Belakangan ini, *thrifting* atau berburu pakaian bekas semakin populer di kalangan anak muda. Selain karena harganya yang ramah kantong, aktivitas ini juga dipicu oleh keinginan untuk menemukan gaya busana yang unik dan berbeda dari yang biasa tersedia di pasaran. Banyak generasi muda berpendapat bahwa produk lokal masih kurang berani dalam bereksperimen dengan desain, cenderung memilih konsep yang simpel dan aman.

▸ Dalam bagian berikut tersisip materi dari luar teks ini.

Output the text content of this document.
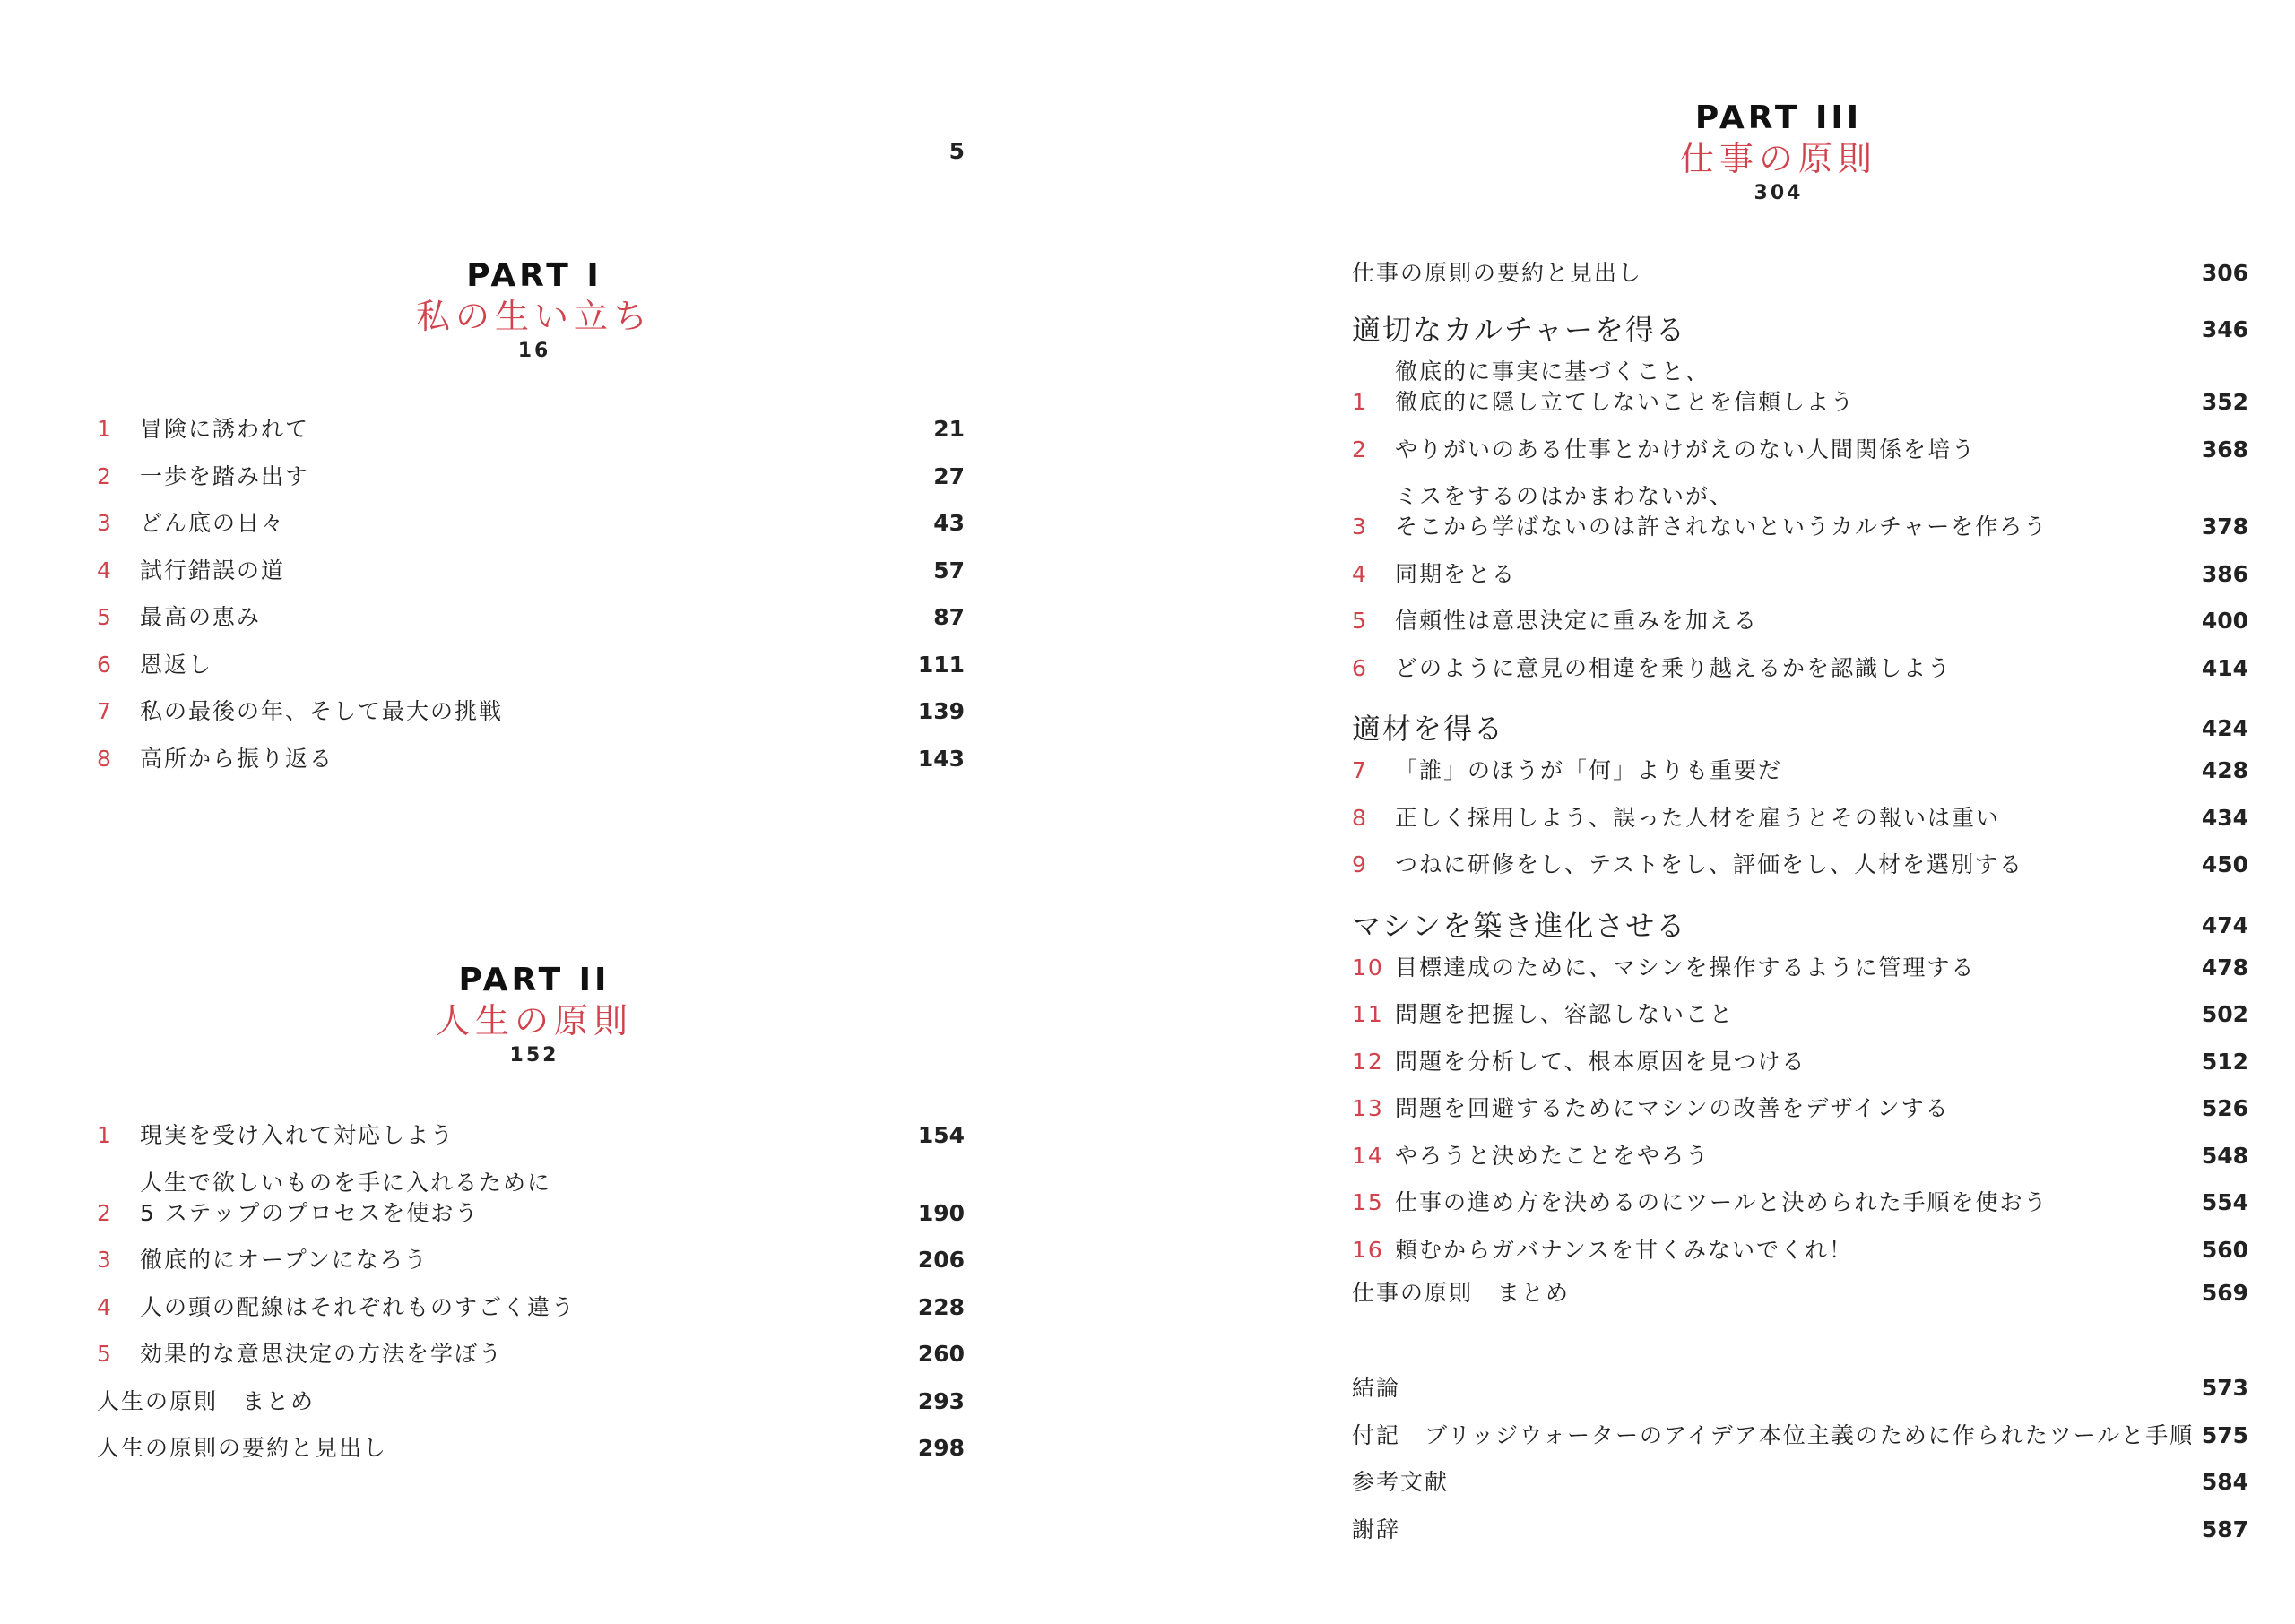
5
PART I
私の生い立ち
16
1	冒険に誘われて	21
2	一歩を踏み出す	27
3	どん底の日々	43
4	試行錯誤の道	57
5	最高の恵み	87
6	恩返し	111
7	私の最後の年、そして最大の挑戦	139
8	高所から振り返る	143
PART II
人生の原則
152
1	現実を受け入れて対応しよう	154
2
人生で欲しいものを手に入れるために
5 ステップのプロセスを使おう	190
3	徹底的にオープンになろう	206
4	人の頭の配線はそれぞれものすごく違う	228
5	効果的な意思決定の方法を学ぼう	260
人生の原則　まとめ	293
人生の原則の要約と見出し	298
PART III
仕事の原則
304
仕事の原則の要約と見出し	306
適切なカルチャーを得る	346
1
徹底的に事実に基づくこと、
徹底的に隠し立てしないことを信頼しよう	352
2	やりがいのある仕事とかけがえのない人間関係を培う	368
3
ミスをするのはかまわないが、
そこから学ばないのは許されないというカルチャーを作ろう	378
4	同期をとる	386
5	信頼性は意思決定に重みを加える	400
6	どのように意見の相違を乗り越えるかを認識しよう	414
適材を得る	424
7	「誰」のほうが「何」よりも重要だ	428
8	正しく採用しよう、誤った人材を雇うとその報いは重い	434
9	つねに研修をし、テストをし、評価をし、人材を選別する	450
マシンを築き進化させる	474
10 目標達成のために、マシンを操作するように管理する	478
11 問題を把握し、容認しないこと	502
12 問題を分析して、根本原因を見つける	512
13 問題を回避するためにマシンの改善をデザインする	526
14 やろうと決めたことをやろう	548
15 仕事の進め方を決めるのにツールと決められた手順を使おう	554
16 頼むからガバナンスを甘くみないでくれ！	560
仕事の原則　まとめ	569
結論	573
付記　ブリッジウォーターのアイデア本位主義のために作られたツールと手順 575
参考文献	584
謝辞	587
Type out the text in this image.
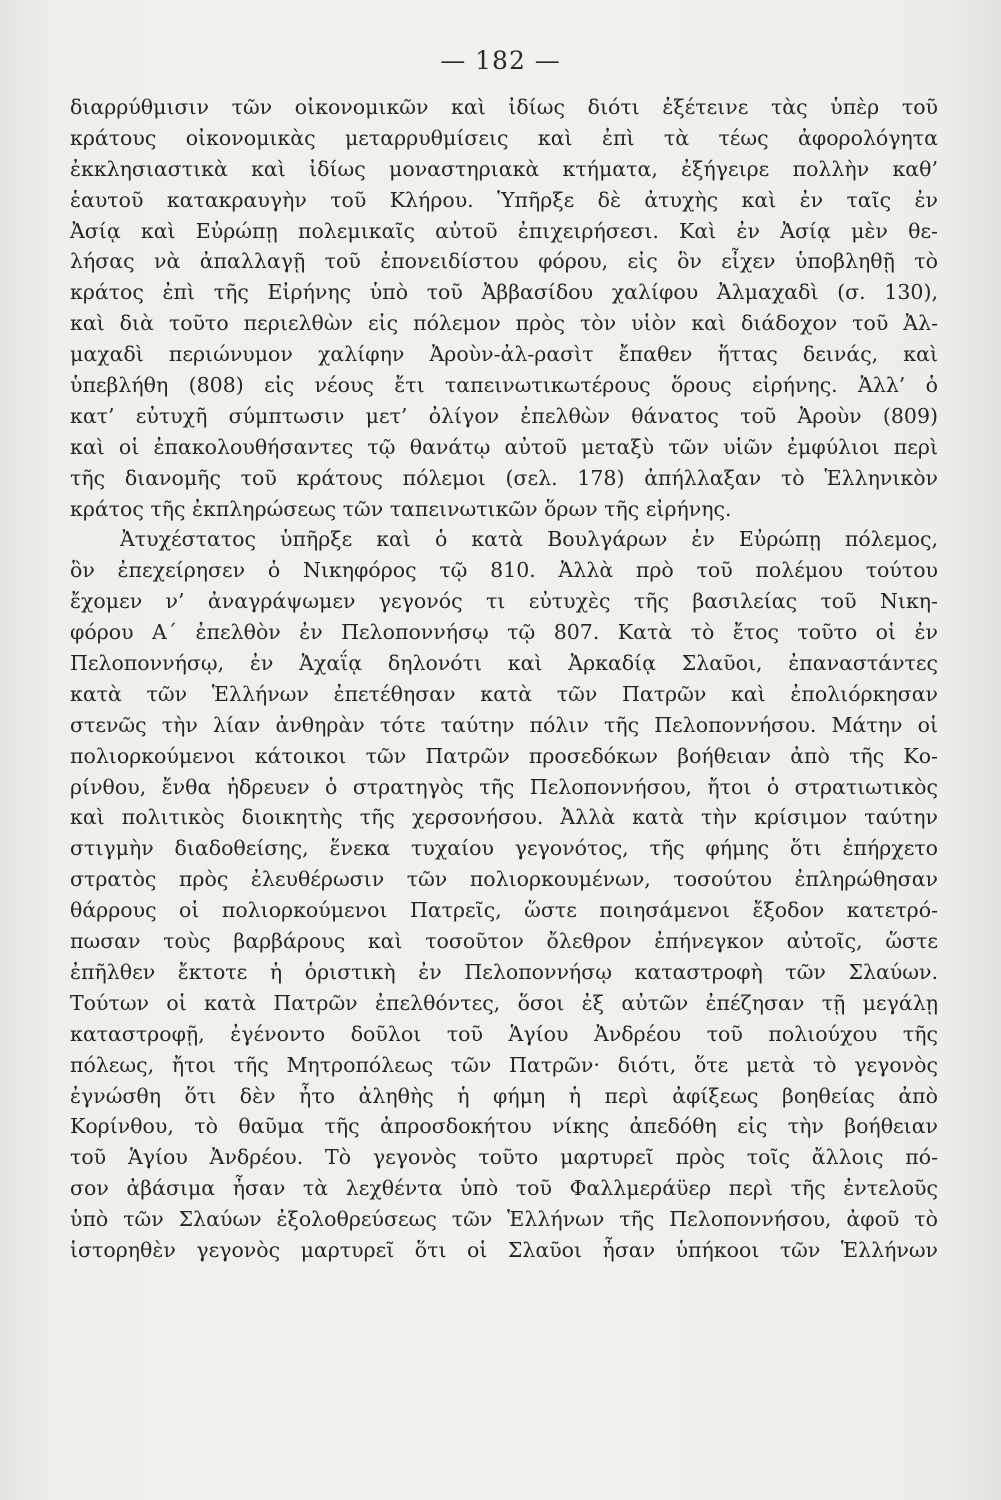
— 182 —
διαρρύθμισιν τῶν οἰκονομικῶν καὶ ἰδίως διότι ἐξέτεινε τὰς ὑπὲρ τοῦ
κράτους οἰκονομικὰς μεταρρυθμίσεις καὶ ἐπὶ τὰ τέως ἀφορολόγητα
ἐκκλησιαστικὰ καὶ ἰδίως μοναστηριακὰ κτήματα, ἐξήγειρε πολλὴν καθ’
ἑαυτοῦ κατακραυγὴν τοῦ Κλήρου. Ὑπῆρξε δὲ ἀτυχὴς καὶ ἐν ταῖς ἐν
Ἀσίᾳ καὶ Εὐρώπῃ πολεμικαῖς αὐτοῦ ἐπιχειρήσεσι. Καὶ ἐν Ἀσίᾳ μὲν θε-
λήσας νὰ ἀπαλλαγῇ τοῦ ἐπονειδίστου φόρου, εἰς ὃν εἶχεν ὑποβληθῇ τὸ
κράτος ἐπὶ τῆς Εἰρήνης ὑπὸ τοῦ Ἀββασίδου χαλίφου Ἀλμαχαδὶ (σ. 130),
καὶ διὰ τοῦτο περιελθὼν εἰς πόλεμον πρὸς τὸν υἱὸν καὶ διάδοχον τοῦ Ἀλ-
μαχαδὶ περιώνυμον χαλίφην Ἀροὺν-ἀλ-ρασὶτ ἔπαθεν ἥττας δεινάς, καὶ
ὑπεβλήθη (808) εἰς νέους ἔτι ταπεινωτικωτέρους ὅρους εἰρήνης. Ἀλλ’ ὁ
κατ’ εὐτυχῆ σύμπτωσιν μετ’ ὀλίγον ἐπελθὼν θάνατος τοῦ Ἀροὺν (809)
καὶ οἱ ἐπακολουθήσαντες τῷ θανάτῳ αὐτοῦ μεταξὺ τῶν υἱῶν ἐμφύλιοι περὶ
τῆς διανομῆς τοῦ κράτους πόλεμοι (σελ. 178) ἀπήλλαξαν τὸ Ἑλληνικὸν
κράτος τῆς ἐκπληρώσεως τῶν ταπεινωτικῶν ὅρων τῆς εἰρήνης.
Ἀτυχέστατος ὑπῆρξε καὶ ὁ κατὰ Βουλγάρων ἐν Εὐρώπῃ πόλεμος,
ὃν ἐπεχείρησεν ὁ Νικηφόρος τῷ 810. Ἀλλὰ πρὸ τοῦ πολέμου τούτου
ἔχομεν ν’ ἀναγράψωμεν γεγονός τι εὐτυχὲς τῆς βασιλείας τοῦ Νικη-
φόρου Α΄ ἐπελθὸν ἐν Πελοποννήσῳ τῷ 807. Κατὰ τὸ ἔτος τοῦτο οἱ ἐν
Πελοποννήσῳ, ἐν Ἀχαΐᾳ δηλονότι καὶ Ἀρκαδίᾳ Σλαῦοι, ἐπαναστάντες
κατὰ τῶν Ἑλλήνων ἐπετέθησαν κατὰ τῶν Πατρῶν καὶ ἐπολιόρκησαν
στενῶς τὴν λίαν ἀνθηρὰν τότε ταύτην πόλιν τῆς Πελοποννήσου. Μάτην οἱ
πολιορκούμενοι κάτοικοι τῶν Πατρῶν προσεδόκων βοήθειαν ἀπὸ τῆς Κο-
ρίνθου, ἔνθα ἠδρευεν ὁ στρατηγὸς τῆς Πελοποννήσου, ἤτοι ὁ στρατιωτικὸς
καὶ πολιτικὸς διοικητὴς τῆς χερσονήσου. Ἀλλὰ κατὰ τὴν κρίσιμον ταύτην
στιγμὴν διαδοθείσης, ἕνεκα τυχαίου γεγονότος, τῆς φήμης ὅτι ἐπήρχετο
στρατὸς πρὸς ἐλευθέρωσιν τῶν πολιορκουμένων, τοσούτου ἐπληρώθησαν
θάρρους οἱ πολιορκούμενοι Πατρεῖς, ὥστε ποιησάμενοι ἔξοδον κατετρό-
πωσαν τοὺς βαρβάρους καὶ τοσοῦτον ὄλεθρον ἐπήνεγκον αὐτοῖς, ὥστε
ἐπῆλθεν ἔκτοτε ἡ ὁριστικὴ ἐν Πελοποννήσῳ καταστροφὴ τῶν Σλαύων.
Τούτων οἱ κατὰ Πατρῶν ἐπελθόντες, ὅσοι ἐξ αὐτῶν ἐπέζησαν τῇ μεγάλῃ
καταστροφῇ, ἐγένοντο δοῦλοι τοῦ Ἁγίου Ἀνδρέου τοῦ πολιούχου τῆς
πόλεως, ἤτοι τῆς Μητροπόλεως τῶν Πατρῶν· διότι, ὅτε μετὰ τὸ γεγονὸς
ἐγνώσθη ὅτι δὲν ἦτο ἀληθὴς ἡ φήμη ἡ περὶ ἀφίξεως βοηθείας ἀπὸ
Κορίνθου, τὸ θαῦμα τῆς ἀπροσδοκήτου νίκης ἀπεδόθη εἰς τὴν βοήθειαν
τοῦ Ἁγίου Ἀνδρέου. Τὸ γεγονὸς τοῦτο μαρτυρεῖ πρὸς τοῖς ἄλλοις πό-
σον ἀβάσιμα ἦσαν τὰ λεχθέντα ὑπὸ τοῦ Φαλλμεράϋερ περὶ τῆς ἐντελοῦς
ὑπὸ τῶν Σλαύων ἐξολοθρεύσεως τῶν Ἑλλήνων τῆς Πελοποννήσου, ἀφοῦ τὸ
ἱστορηθὲν γεγονὸς μαρτυρεῖ ὅτι οἱ Σλαῦοι ἦσαν ὑπήκοοι τῶν Ἑλλήνων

Pilihan Gaya yang Lebih Berani
Aika (19), salah satu penggemar *thrifting*, mengungkapkan bahwa tren fashion anak muda saat ini, seperti *skena*, *starboy*, atau *style culture*, menuntut keberagaman dan kreativitas yang tinggi. Sayangnya, menurutnya, produk lokal seringkali terkesan monoton dengan model yang kurang berkembang. Di sisi lain, pakaian bekas impor yang dijual di toko *thrift* justru menawarkan beragam potongan, warna, dan detail yang sulit ditemukan di merek dalam negeri. Inilah yang membuat *thrifting* tetap menjadi favorit bagi Aika dan banyak pembeli lainnya.
Harapan untuk Brand Lokal
Meski begitu, tidak sedikit konsumen yang berharap agar *brand* lokal dapat lebih inovatif dan mengikuti perkembangan tren. Hal ini sejalan dengan kebijakan pemerintah yang melarang impor pakaian bekas ilegal demi melindungi industri fashion dalam negeri. Dengan begitu, diharapkan produk lokal bisa bersaing dan memenuhi selera anak muda yang dinamis.